To relocate the collection to offsite storage, we hired the local crane crew. By then, I understood the collection’s value so well that I couldn’t help approaching the crane operators while wearing high vis and helmet and reminding them of their task’s delicacy in my Iranian accent.
I was in the middle of the LongShed Collection project when my dad passed away from a long battle with Alzheimer’s disease. I flew back home to attend the funeral. However, my passport was confiscated at Tehran airport on my arrival, and I was referred to the national security police department. It took me six months to convince the Iranian authorities that due to my past women’s rights activities in Iran, I was not a risk to the country’s national security. As soon as I returned ‘home’ to Wagga Wagga, I restarted work on the LongShed Collection. The Two-wheeled dray was one of the most significant objects in the collection belonging to Mary Ryan. It was donated to the museum by Jack Ryan, Mary’s grandson, in the 1960s.
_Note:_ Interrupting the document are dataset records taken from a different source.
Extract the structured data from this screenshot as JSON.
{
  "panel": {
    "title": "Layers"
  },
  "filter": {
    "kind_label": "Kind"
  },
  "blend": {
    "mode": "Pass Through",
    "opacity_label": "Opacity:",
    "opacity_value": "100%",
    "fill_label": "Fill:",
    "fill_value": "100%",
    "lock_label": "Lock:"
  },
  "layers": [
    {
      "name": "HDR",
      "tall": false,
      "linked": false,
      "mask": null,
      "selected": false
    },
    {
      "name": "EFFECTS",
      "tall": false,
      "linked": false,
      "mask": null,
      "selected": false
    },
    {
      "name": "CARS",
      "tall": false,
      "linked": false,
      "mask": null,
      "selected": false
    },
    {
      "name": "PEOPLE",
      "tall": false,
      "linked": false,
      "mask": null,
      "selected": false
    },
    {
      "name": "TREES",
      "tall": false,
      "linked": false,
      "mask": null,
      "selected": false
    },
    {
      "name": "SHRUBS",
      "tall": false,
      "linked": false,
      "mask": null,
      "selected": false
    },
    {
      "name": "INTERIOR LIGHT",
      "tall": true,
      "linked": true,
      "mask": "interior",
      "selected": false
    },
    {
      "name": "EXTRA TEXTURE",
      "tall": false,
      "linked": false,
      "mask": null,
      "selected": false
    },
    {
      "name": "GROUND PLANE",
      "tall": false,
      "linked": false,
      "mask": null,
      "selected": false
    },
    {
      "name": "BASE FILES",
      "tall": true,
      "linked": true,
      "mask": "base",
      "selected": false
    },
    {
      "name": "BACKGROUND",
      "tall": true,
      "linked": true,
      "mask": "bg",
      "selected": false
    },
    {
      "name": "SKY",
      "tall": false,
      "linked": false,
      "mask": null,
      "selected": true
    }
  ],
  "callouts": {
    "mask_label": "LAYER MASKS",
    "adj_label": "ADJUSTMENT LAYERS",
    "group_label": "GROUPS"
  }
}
She emigrated from Ireland with her family in 1865 and lost her husband, Daniel, at sea during the journey. Mary and her children, three daughters and four sons, settled in the Riverina region. In the late 19th century, Mary overcame the trauma of leaving her motherland and losing her partner by making a new life in another country. In the early 21st century, I decided to survive mine and resume.
The LongShed Collection storyline will carry on. It paralleled with mine, a 42-year old Iranian librarian, as it has already aligned with the lives of many others.